Ohio Adds New Fees to Remove Lien Exception Provisions
On May 1, 2013, new charges implemented by the Ohio Department of Insurance went into effect that will significantly raise costs to remove the standard mechanic’s lien exception from title insurance policies. What was once a a common (free) practice became an expensive endeavor overnight.
The new regulations essentially cover two scenarios:
- Where work has already begun on the property and there is a “risk of loss of priority to a mechanics lien claimant,” it will now cost 40% of the base title insurance premium, with a minimum of $500, to remove a mechanics lien exception.
- Where work has already begun on the property and there is not a known risk of loss of priority to a mechanics lien claimant, it will still cost 10% of the base premium, with a minimum of $250, to remove the mechanics lien exception.
The Purpose of the New Law
The new charges added by the law seem to have one overriding purpose: To discourage real estate developers from beginning construction without first obtaining financing and a title insurance policy.
While the new charges — with a minimum of $500 and $250 (and a maximum of 40% of the title insurance premium), depending on the circumstances — are somewhere in between a “slap on the wrist” and unaffordable, they will certainly make developers think twice about diving head-first into a new construction project without first obtaining all the guarantees that the project will be seen through to completion.

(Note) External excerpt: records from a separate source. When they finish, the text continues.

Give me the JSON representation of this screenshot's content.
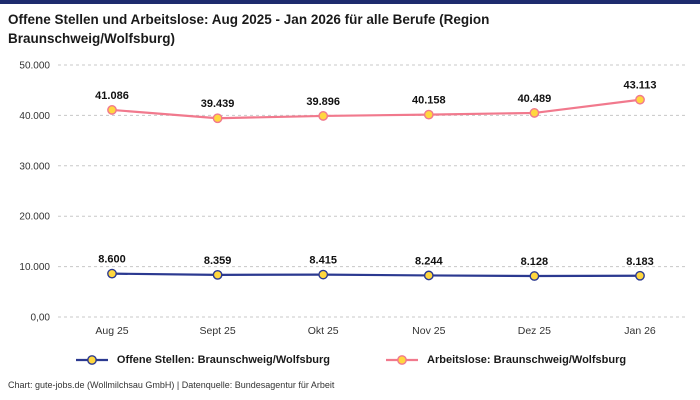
{
  "page": {
    "title": "Offene Stellen und Arbeitslose: Aug 2025 - Jan 2026 für alle Berufe (Region Braunschweig/Wolfsburg)",
    "footer": "Chart: gute-jobs.de (Wollmilchsau GmbH) | Datenquelle: Bundesagentur für Arbeit"
  },
  "colors": {
    "accent_bar": "#1e2b6e",
    "open_positions": "#2b3990",
    "unemployed": "#f1798d",
    "marker_fill": "#ffd73e",
    "grid": "#c8c8c8",
    "text": "#111111",
    "axis_text": "#333333"
  },
  "chart_data": {
    "type": "line",
    "title": "Offene Stellen und Arbeitslose: Aug 2025 - Jan 2026 für alle Berufe (Region Braunschweig/Wolfsburg)",
    "categories": [
      "Aug 25",
      "Sept 25",
      "Okt 25",
      "Nov 25",
      "Dez 25",
      "Jan 26"
    ],
    "series": [
      {
        "name": "Offene Stellen: Braunschweig/Wolfsburg",
        "color_key": "open_positions",
        "values": [
          8600,
          8359,
          8415,
          8244,
          8128,
          8183
        ],
        "labels": [
          "8.600",
          "8.359",
          "8.415",
          "8.244",
          "8.128",
          "8.183"
        ]
      },
      {
        "name": "Arbeitslose: Braunschweig/Wolfsburg",
        "color_key": "unemployed",
        "values": [
          41086,
          39439,
          39896,
          40158,
          40489,
          43113
        ],
        "labels": [
          "41.086",
          "39.439",
          "39.896",
          "40.158",
          "40.489",
          "43.113"
        ]
      }
    ],
    "y_axis": {
      "min": 0,
      "max": 50000,
      "tick_values": [
        0,
        10000,
        20000,
        30000,
        40000,
        50000
      ],
      "tick_labels": [
        "0,00",
        "10.000",
        "20.000",
        "30.000",
        "40.000",
        "50.000"
      ]
    },
    "grid": true,
    "legend_position": "bottom"
  }
}
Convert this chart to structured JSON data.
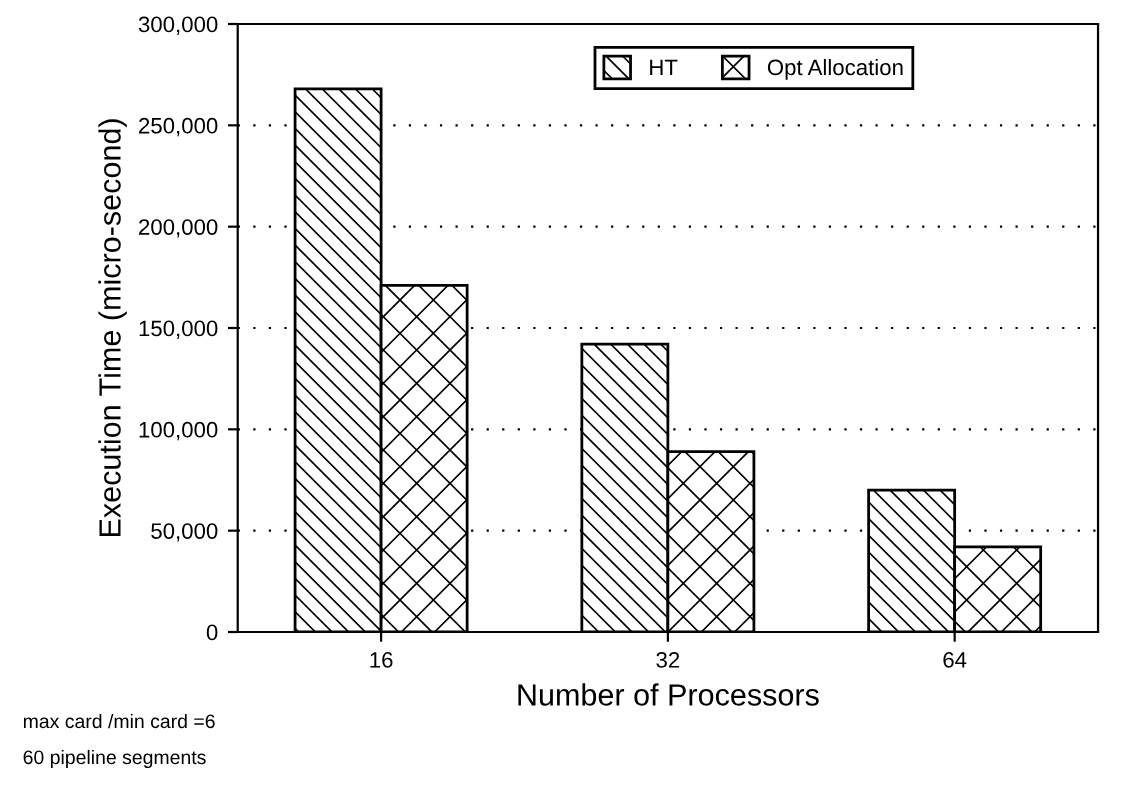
{
  "chart_data": {
    "type": "bar",
    "xlabel": "Number of Processors",
    "ylabel": "Execution Time (micro-second)",
    "categories": [
      "16",
      "32",
      "64"
    ],
    "series": [
      {
        "name": "HT",
        "color": "#000000",
        "values": [
          268000,
          142000,
          70000
        ]
      },
      {
        "name": "Opt Allocation",
        "color": "#000000",
        "values": [
          171000,
          89000,
          42000
        ]
      }
    ],
    "ylim": [
      0,
      300000
    ],
    "yticks": [
      {
        "value": 0,
        "label": "0"
      },
      {
        "value": 50000,
        "label": "50,000"
      },
      {
        "value": 100000,
        "label": "100,000"
      },
      {
        "value": 150000,
        "label": "150,000"
      },
      {
        "value": 200000,
        "label": "200,000"
      },
      {
        "value": 250000,
        "label": "250,000"
      },
      {
        "value": 300000,
        "label": "300,000"
      }
    ],
    "grid": "y",
    "legend": "top",
    "annotations": [
      "max card /min card =6",
      "60 pipeline segments"
    ]
  }
}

Since the law went into effect only a few weeks ago, we’ll have to wait for new statistics to emerge to state conclusively if the changes have had any real measurable effect on new construction projects.
Do the New Fees Affect Ohio Mechanics Lien Claimants?
Mechanics liens claimants still have every right they did before to place and later sue to foreclose on any mechanics lien. The only issue is whether a title insurance company would be required to pay. While the new laws may change the proportion of which party – the owner or insurer – pays, there seems to be no danger that mechanics liens filed in Ohio have any less of a chance of being paid off than they did before.